Editorial Process: Content generated using AI (Claude) to synthesize complex regulatory data, then reviewed and verified for accuracy by our editorial team.

Professional Review: All content undergoes standards and compliance oversight by Christopher F. Nesbitt, Sr., NH EMT & BU-trained Paralegal, using professional regulatory data auditing protocols.

Medical Perspective: As emergency medical professionals, we understand how nursing home violations can escalate to health emergencies requiring ambulance transport. This analysis contextualizes regulatory findings within real-world patient safety implications.

Last verified: May 20, 2026 | Learn more about our methodology

📋 Quick Answer

PEARL OF ELGIN, THE in ELGIN, IL was cited for violations during a health inspection on August 31, 2025.

Federal inspectors found the facility violated the resident's right to have his chosen representative exercise his rights.

What this means: Health inspections identify deficiencies that facilities must correct. Violations range from minor documentation issues to serious safety concerns. Review the full report below for specific details and facility response.

Frequently Asked Questions

What happened at PEARL OF ELGIN, THE?
Federal inspectors found the facility violated the resident's right to have his chosen representative exercise his rights.
How serious are these violations?
Violation severity varies from minor documentation issues to serious safety concerns. Review the inspection report for specific deficiency codes and scope.

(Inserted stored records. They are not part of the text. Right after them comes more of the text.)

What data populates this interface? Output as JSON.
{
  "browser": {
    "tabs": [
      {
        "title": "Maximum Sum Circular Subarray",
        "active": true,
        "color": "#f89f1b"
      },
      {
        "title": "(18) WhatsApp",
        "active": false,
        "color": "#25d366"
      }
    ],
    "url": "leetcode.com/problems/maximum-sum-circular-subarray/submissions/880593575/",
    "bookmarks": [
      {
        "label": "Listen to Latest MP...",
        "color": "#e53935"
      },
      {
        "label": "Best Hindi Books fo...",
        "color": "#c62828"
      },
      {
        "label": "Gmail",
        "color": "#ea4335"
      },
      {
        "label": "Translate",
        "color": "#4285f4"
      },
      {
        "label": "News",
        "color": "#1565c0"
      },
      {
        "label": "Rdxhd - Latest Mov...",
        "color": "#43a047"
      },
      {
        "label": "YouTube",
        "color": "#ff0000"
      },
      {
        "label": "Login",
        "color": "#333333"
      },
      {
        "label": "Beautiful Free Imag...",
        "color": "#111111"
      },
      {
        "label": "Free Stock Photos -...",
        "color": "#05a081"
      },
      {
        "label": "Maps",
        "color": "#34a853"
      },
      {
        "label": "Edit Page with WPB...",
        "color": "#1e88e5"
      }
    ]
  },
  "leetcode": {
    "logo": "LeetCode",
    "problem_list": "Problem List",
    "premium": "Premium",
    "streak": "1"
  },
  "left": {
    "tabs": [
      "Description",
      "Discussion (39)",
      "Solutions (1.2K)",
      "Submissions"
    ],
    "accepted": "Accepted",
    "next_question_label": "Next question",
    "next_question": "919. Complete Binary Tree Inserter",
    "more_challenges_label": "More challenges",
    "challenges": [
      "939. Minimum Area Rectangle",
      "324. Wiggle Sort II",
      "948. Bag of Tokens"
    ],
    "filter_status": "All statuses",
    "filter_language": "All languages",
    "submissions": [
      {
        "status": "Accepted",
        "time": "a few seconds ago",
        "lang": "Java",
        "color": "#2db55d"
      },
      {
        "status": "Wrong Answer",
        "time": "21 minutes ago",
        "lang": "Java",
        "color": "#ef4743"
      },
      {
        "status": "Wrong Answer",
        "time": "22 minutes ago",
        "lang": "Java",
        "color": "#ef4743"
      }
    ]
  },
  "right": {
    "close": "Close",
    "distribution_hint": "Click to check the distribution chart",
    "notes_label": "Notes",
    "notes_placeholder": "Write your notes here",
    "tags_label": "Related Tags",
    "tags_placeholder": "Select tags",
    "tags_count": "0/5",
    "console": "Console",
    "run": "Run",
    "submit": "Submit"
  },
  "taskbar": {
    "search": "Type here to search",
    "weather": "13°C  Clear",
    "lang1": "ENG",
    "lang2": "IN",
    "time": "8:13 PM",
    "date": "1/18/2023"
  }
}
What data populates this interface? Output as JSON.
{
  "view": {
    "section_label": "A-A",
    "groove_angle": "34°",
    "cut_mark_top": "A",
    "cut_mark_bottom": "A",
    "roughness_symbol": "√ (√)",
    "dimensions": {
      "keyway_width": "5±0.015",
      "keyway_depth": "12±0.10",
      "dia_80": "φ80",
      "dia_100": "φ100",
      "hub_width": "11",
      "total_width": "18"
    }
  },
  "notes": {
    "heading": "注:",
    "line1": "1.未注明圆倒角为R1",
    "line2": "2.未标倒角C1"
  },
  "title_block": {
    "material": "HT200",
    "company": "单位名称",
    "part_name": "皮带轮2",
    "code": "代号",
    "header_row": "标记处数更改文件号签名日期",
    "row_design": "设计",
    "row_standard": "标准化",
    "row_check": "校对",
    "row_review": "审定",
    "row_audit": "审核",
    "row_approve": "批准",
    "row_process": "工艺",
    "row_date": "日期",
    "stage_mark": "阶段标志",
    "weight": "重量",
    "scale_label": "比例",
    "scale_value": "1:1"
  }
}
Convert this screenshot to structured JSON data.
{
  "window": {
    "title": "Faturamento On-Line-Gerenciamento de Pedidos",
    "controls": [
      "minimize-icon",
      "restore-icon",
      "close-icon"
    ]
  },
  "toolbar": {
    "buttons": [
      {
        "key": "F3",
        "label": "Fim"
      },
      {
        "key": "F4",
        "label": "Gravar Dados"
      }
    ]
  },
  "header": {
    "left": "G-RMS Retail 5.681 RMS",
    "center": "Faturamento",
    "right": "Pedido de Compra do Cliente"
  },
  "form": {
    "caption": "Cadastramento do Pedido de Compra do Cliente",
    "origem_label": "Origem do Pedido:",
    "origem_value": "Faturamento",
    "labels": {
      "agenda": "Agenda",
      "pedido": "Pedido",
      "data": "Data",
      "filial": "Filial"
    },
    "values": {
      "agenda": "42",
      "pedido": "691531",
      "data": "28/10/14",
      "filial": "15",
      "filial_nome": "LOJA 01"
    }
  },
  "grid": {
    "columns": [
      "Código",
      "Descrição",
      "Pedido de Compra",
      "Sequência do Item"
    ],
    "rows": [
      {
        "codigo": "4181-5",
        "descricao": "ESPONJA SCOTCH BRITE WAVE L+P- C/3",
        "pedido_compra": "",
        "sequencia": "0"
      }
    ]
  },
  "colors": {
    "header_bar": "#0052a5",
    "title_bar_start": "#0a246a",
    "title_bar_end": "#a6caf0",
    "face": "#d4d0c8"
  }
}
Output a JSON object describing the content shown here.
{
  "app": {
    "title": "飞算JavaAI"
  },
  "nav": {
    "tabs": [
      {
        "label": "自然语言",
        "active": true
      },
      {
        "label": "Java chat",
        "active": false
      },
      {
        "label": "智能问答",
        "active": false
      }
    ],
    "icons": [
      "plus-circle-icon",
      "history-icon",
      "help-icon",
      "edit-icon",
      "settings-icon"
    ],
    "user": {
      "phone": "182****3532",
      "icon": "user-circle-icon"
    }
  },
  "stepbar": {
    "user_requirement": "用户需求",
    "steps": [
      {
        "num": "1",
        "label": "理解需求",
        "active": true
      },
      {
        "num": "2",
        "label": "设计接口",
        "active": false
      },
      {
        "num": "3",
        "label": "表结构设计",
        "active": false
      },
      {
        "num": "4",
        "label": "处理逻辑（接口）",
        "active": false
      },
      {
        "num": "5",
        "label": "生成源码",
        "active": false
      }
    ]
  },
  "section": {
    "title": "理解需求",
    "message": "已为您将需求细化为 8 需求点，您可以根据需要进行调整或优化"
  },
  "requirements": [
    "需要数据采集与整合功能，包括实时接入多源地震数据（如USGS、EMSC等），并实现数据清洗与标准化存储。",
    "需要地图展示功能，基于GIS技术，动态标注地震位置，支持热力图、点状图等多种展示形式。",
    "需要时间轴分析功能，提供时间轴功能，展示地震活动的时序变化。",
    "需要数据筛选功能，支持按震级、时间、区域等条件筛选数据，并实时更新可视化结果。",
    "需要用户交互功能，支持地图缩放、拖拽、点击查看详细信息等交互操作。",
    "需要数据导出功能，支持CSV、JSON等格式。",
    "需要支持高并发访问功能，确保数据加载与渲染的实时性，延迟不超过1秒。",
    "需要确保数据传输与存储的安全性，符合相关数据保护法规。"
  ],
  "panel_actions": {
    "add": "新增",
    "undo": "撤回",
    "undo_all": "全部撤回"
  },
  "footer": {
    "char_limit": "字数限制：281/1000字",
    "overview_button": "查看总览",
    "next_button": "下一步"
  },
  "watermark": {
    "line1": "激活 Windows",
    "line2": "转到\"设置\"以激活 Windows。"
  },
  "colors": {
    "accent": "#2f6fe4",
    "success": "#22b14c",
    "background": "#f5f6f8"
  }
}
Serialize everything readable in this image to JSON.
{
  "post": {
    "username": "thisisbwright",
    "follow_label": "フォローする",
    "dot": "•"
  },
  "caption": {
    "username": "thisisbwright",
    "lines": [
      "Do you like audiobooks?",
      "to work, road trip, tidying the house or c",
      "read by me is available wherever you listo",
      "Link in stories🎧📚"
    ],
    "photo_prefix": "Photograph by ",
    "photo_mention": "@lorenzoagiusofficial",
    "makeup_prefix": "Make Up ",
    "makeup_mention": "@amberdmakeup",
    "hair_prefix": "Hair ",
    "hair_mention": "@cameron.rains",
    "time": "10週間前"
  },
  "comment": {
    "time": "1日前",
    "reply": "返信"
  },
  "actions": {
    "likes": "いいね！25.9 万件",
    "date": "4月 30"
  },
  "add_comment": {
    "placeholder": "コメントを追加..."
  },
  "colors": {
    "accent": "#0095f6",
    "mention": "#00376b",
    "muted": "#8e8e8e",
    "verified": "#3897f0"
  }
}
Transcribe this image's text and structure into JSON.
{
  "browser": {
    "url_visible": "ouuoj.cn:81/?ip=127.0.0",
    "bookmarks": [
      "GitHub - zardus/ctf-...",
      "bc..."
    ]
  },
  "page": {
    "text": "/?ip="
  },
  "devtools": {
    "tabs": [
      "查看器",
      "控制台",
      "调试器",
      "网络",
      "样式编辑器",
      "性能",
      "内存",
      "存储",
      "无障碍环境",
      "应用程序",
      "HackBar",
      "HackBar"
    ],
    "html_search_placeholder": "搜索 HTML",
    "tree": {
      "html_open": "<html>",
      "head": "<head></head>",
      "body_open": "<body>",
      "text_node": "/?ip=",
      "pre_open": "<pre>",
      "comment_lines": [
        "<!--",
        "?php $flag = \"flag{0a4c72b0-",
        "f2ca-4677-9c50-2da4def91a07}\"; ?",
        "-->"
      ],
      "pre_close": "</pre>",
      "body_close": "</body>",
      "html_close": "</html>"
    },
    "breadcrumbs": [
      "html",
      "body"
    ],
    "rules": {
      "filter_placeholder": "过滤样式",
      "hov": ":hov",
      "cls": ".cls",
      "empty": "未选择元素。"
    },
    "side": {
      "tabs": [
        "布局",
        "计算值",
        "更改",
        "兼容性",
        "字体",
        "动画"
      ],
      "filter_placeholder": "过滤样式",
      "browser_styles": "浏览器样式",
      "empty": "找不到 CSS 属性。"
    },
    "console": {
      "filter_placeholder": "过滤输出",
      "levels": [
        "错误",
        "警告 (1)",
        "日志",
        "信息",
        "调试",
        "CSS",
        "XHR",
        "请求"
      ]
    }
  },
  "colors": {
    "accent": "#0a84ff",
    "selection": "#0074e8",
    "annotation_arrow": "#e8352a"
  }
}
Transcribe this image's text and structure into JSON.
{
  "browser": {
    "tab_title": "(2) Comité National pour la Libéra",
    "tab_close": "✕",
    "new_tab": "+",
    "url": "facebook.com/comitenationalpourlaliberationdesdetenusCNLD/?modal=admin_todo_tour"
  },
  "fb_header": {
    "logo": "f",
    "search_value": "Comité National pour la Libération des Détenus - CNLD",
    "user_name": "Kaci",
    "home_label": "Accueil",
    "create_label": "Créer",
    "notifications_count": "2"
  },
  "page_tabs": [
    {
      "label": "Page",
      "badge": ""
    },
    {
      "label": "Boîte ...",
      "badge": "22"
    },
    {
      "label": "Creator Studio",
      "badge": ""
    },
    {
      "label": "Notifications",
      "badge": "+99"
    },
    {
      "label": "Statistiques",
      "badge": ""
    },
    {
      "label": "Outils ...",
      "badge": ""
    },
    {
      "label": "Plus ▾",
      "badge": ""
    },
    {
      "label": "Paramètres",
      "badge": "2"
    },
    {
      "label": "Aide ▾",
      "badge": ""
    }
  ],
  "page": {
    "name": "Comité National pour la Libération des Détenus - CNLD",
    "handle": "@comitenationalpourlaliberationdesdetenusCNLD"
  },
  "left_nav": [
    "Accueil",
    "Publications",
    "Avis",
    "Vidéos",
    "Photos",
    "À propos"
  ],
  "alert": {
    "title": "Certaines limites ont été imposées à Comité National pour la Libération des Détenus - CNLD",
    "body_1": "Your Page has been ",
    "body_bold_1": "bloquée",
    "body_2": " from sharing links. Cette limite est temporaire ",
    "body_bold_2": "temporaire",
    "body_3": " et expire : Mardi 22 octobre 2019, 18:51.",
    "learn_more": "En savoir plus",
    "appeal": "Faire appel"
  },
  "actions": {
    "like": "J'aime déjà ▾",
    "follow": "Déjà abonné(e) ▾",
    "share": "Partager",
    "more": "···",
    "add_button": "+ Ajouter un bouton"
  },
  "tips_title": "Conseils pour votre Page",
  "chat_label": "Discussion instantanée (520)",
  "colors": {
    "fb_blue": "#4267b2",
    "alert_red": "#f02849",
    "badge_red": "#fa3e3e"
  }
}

All violations must be corrected within required timeframes and are subject to follow-up verification inspections.
What should families do?
Families should: (1) Ask facility administration about specific corrective actions taken, (2) Request to see the follow-up inspection report verifying corrections, (3) Check if this represents a pattern by reviewing prior inspection reports, (4) Compare this facility's ratings with other nursing homes in ELGIN, IL, (5) Report any new concerns directly to state authorities.
Where can I see the full inspection report?
The complete inspection report is available on Medicare.gov's Care Compare website (www.medicare.gov/care-compare). You can also request a copy directly from PEARL OF ELGIN, THE or from the state Department of Health. The report includes specific deficiency codes, facility responses, and correction timelines. This facility's federal provider number is 145821.
Has this facility had violations before?
To check PEARL OF ELGIN, THE's history, visit Medicare.gov's Care Compare and review their inspection history, quality ratings, and staffing levels. Look for patterns of repeated violations, especially in critical areas like abuse prevention, medication management, infection control, and resident safety.